Les personnages sont-ils ceux qui animent vos romans ?

Un peu oui, mais aussi les expériences vécues et les choses qui arrivent dans votre vie et dans celle des autres. Ce qui m’est apparu clair en revenant sur ce premier paragraphe dont je vous parlais, c’est que je voulais aborder trois axes temporels. Je voulais que le temps ait une grande importance dans ce roman. Et puis quelque chose que je n’ai jamais eu a toujours retenu mon attention : une relation longue, une de celles appelées à durer toute une vie et qui se termine soudainement de façon dramatique. Bien souvent, nous écrivons pour cela, pour vivre des choses que nous n’avons pas vécues.

Alors « Mirafiori » est un peu autobiographique ?

Je pense que c’est le moins autobiographique de mes trois romans. En fin de compte, les émotions du narrateur et du protagoniste sont celles que nous éprouvons tous lorsque nous vivons une histoire d’amour et lorsqu’elles s’effondrent. Logiquement, les quatre grands amours que j’ai eus au cours de ma vie m’ont aidé à écrire sur ces sentiments, mais il y a une grande distance entre ce qui s’est passé dans ma vie et ce qui se passe dans le roman.

Il a assuré qu’il s’agissait de son roman le plus sombre. Dans quel sens?
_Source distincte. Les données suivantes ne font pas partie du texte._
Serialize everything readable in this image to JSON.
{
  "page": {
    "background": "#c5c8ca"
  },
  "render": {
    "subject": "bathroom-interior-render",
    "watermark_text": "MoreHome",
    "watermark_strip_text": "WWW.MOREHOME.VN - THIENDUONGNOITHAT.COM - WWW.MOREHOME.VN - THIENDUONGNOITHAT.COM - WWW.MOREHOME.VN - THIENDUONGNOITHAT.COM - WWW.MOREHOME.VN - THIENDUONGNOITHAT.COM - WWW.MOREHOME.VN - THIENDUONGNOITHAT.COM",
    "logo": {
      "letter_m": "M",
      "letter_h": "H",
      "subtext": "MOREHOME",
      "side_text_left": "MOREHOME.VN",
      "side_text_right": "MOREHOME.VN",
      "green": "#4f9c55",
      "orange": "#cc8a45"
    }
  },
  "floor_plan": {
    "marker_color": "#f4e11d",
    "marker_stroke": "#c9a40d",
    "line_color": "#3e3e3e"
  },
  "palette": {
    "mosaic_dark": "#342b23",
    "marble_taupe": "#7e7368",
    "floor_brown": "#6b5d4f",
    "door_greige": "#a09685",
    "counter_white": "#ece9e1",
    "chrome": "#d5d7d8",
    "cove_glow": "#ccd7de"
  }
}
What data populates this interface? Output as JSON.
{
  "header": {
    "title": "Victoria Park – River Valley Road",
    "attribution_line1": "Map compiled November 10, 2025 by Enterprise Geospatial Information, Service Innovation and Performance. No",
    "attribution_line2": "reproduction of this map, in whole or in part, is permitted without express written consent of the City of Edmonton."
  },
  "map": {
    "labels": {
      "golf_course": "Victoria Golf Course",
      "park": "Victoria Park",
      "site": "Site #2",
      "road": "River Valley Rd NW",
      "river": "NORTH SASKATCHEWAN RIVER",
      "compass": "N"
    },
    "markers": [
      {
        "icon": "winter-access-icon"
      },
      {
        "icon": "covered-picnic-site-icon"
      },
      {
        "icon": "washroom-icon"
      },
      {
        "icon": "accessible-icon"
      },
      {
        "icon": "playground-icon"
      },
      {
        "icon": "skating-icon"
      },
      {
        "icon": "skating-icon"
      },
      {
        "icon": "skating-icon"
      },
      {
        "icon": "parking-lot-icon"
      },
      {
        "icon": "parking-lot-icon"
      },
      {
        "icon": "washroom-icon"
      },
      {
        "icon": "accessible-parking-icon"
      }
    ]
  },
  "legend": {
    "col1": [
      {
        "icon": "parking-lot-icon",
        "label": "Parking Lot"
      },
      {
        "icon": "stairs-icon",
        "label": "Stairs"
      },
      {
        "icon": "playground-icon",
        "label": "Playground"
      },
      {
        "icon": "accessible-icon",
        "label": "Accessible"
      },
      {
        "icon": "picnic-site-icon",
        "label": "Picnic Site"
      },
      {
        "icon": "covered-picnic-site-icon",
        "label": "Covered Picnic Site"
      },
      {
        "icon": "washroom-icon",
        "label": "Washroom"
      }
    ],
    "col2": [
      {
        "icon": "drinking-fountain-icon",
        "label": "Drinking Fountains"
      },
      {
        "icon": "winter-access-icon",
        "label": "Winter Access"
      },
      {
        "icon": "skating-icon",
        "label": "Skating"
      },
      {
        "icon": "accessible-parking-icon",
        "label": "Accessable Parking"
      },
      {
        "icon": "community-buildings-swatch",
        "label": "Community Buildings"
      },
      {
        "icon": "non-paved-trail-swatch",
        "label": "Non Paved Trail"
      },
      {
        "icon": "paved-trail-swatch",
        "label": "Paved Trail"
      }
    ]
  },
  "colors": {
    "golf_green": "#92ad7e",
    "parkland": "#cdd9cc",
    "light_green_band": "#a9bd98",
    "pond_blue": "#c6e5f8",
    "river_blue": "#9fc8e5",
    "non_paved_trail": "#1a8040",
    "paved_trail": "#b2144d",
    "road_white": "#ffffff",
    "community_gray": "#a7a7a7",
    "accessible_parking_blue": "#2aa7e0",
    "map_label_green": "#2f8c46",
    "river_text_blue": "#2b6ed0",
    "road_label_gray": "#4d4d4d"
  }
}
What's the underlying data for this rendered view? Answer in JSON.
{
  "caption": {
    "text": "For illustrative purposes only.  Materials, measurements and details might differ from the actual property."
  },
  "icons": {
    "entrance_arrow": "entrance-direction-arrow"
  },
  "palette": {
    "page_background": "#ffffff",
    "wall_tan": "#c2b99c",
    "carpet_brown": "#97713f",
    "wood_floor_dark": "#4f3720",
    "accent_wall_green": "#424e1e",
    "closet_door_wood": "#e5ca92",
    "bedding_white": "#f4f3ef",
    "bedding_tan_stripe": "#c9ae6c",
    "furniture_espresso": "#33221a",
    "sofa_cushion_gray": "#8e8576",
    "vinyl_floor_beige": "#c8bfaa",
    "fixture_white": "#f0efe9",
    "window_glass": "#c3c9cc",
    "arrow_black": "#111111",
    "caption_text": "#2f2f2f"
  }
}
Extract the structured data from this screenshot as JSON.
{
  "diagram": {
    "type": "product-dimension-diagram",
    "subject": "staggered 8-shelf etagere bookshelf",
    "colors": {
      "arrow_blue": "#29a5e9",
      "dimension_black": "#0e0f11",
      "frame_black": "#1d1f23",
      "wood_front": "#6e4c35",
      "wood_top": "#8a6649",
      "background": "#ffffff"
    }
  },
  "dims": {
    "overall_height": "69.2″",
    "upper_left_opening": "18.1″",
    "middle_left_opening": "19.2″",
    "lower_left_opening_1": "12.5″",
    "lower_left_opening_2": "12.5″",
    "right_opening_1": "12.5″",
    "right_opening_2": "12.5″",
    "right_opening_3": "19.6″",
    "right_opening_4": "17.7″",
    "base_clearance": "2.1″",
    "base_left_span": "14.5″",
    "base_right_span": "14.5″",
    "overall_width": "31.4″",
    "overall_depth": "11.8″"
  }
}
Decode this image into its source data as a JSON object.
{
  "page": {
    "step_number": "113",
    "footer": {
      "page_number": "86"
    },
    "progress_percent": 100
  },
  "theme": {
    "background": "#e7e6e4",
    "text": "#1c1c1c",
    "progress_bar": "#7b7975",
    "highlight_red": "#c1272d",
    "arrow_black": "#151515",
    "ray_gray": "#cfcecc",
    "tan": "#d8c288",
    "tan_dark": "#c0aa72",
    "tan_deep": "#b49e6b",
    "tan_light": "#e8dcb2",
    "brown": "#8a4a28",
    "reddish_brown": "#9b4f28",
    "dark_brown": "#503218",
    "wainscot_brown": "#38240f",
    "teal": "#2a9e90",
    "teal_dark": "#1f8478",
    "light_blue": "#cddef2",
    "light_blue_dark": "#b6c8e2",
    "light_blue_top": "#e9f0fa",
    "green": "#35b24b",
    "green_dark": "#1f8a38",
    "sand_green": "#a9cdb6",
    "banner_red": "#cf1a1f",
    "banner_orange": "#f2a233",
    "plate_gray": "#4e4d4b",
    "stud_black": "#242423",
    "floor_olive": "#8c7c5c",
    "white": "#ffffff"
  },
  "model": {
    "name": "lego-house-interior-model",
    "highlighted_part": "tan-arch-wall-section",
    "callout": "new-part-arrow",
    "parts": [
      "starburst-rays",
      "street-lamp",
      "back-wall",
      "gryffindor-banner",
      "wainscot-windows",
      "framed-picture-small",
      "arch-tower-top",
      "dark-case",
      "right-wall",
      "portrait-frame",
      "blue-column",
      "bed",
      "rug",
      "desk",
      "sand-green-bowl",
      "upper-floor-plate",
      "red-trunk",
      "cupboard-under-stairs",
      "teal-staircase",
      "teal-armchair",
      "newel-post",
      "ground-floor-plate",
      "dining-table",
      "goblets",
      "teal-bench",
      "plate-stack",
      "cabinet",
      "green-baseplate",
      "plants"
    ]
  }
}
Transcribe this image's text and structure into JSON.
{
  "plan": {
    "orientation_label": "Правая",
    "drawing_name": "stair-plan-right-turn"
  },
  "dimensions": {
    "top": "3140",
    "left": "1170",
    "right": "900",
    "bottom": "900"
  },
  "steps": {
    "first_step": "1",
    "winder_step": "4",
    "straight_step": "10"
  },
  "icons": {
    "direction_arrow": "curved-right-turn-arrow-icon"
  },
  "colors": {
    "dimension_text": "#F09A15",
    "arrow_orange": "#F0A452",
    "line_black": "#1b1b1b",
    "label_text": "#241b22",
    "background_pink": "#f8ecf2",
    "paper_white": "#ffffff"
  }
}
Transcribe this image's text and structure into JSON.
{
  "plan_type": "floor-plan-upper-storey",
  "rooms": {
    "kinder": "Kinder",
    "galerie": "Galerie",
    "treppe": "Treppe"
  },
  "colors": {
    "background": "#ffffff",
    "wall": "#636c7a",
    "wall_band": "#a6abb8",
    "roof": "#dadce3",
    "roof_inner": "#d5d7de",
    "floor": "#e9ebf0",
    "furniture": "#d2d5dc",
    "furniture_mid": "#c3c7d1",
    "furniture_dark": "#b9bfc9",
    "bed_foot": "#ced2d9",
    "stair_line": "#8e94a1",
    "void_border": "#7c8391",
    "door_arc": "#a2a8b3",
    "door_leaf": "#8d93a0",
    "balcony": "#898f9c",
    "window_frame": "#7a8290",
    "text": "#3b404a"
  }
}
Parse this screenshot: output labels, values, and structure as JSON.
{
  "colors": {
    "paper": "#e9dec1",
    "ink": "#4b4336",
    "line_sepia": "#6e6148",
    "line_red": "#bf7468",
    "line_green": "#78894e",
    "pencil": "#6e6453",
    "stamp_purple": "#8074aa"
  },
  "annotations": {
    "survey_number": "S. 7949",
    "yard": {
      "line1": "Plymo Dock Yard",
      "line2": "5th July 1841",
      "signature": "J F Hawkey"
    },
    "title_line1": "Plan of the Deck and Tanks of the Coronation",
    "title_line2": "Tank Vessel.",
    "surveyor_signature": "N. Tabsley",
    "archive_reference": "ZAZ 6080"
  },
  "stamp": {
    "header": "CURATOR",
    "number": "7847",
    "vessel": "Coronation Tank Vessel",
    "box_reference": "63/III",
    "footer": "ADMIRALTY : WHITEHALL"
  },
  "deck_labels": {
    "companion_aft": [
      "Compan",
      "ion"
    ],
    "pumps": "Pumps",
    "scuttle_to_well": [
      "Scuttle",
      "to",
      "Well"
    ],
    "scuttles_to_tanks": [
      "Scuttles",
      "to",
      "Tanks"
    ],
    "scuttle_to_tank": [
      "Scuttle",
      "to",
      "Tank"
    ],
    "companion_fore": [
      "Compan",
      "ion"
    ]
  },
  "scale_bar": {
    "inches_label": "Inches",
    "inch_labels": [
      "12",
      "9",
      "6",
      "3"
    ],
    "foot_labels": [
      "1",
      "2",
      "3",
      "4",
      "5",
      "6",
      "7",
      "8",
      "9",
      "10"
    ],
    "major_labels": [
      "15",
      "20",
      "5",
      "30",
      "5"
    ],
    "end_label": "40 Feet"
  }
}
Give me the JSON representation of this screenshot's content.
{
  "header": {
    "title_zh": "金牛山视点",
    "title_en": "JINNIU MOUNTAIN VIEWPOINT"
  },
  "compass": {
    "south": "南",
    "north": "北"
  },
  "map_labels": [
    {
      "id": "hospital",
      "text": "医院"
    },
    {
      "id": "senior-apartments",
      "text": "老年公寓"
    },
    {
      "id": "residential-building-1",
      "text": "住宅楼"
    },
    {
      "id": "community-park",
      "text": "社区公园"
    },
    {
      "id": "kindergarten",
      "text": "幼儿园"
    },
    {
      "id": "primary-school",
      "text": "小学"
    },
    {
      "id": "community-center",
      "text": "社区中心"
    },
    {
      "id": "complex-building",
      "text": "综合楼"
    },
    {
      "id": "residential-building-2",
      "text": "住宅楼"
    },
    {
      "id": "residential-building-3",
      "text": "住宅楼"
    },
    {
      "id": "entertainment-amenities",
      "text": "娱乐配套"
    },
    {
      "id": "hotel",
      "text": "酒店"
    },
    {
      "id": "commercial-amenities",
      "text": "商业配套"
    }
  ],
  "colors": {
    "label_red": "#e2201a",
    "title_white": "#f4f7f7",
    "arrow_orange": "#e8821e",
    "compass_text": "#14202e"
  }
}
C’est un roman sombre mais écrit avec un style très lumineux, avec humour et légèreté. Pas dans un style solennel ou intense. Cependant, les sujets qu’il aborde sont sombres et foutus. Tout ira bien? Et bien non, au final, rien ne va. Mais c’est vrai qu’alors il y a une voix narrative qui prévaut sur la voix principale et qui dit qu’après tout, rien n’était si grave. Ni les grandes joies n’étaient aussi intenses que dans nos souvenirs, ni les tristesses aussi dures. A la fin, le protagoniste du roman, qui est le temps (d’où ces axes temporels), donne sa sentence. Et c’est que nous ne sommes rien de plus qu’une insignifiance dans le temps et dans l’espace. Bien sûr, cela ne justifie absolument aucun mal, mais cela peut le relativiser.

« Je pense que « Mirafiori » est mon meilleur roman ; la chose la plus « réelle » que j’ai écrite jusqu’à présent »

L’imagination et la fiction se mêlent à la réalité dans son roman. Qu’est-ce qui vous a intéressé dans cet univers ?

Eh bien, j’aime déformer la réalité, faire toutes ces choses interdites que les journalistes ne peuvent pas faire. Prenez un fait et jouez avec, utilisez-le pour la fiction. C’est une sorte de plaisir.

En tant que lecteur et écrivain, vivez-vous dans les livres avec la même intensité que dans la vraie vie ?

Non, j’ai toujours vécu beaucoup plus intensément en dehors des livres qu’à l’intérieur. En eux, j’ai passé un bon moment et j’ai beaucoup appris, mais je ne changerais pas 15 minutes de ma vraie vie pour dix heures immergées dans le livre d’un grand romancier. Mais cela ne veut pas dire que je suis qui je suis parce que j’ai lu des livres et vu des films. Ils m’ont aidé à comprendre le monde et les autres.

À quoi sert le journalisme dans l’écriture de romans ?

Cela m’a aidé à écrire d’une manière simple et compréhensible. L’essentiel est de savoir que votre interlocuteur doit comprendre ce que vous dites. Ne soyez pas surpris par la qualité de votre écriture ou par la culture que vous avez. Il doit être étonné par votre capacité à vous connecter avec lui. Je n’écris pas pour le mettre dans un tiroir. Ni comme thérapie, ce qui est très légitime (j’aimerais que mes maladies se guérissent avec l’écriture…).

« Mirafiori » est-il votre meilleur roman du moment ?

Oui, j’ai l’impression que c’est la chose la plus « réelle » que j’ai écrite jusqu’à présent. Lorsque vous écrivez de la fiction, il n’est pas nécessaire que cela soit réel, que cela ne soit pas nécessairement arrivé ou que cela se produise, mais vous devez vraiment y réfléchir pour que les gens croient que c’est vrai.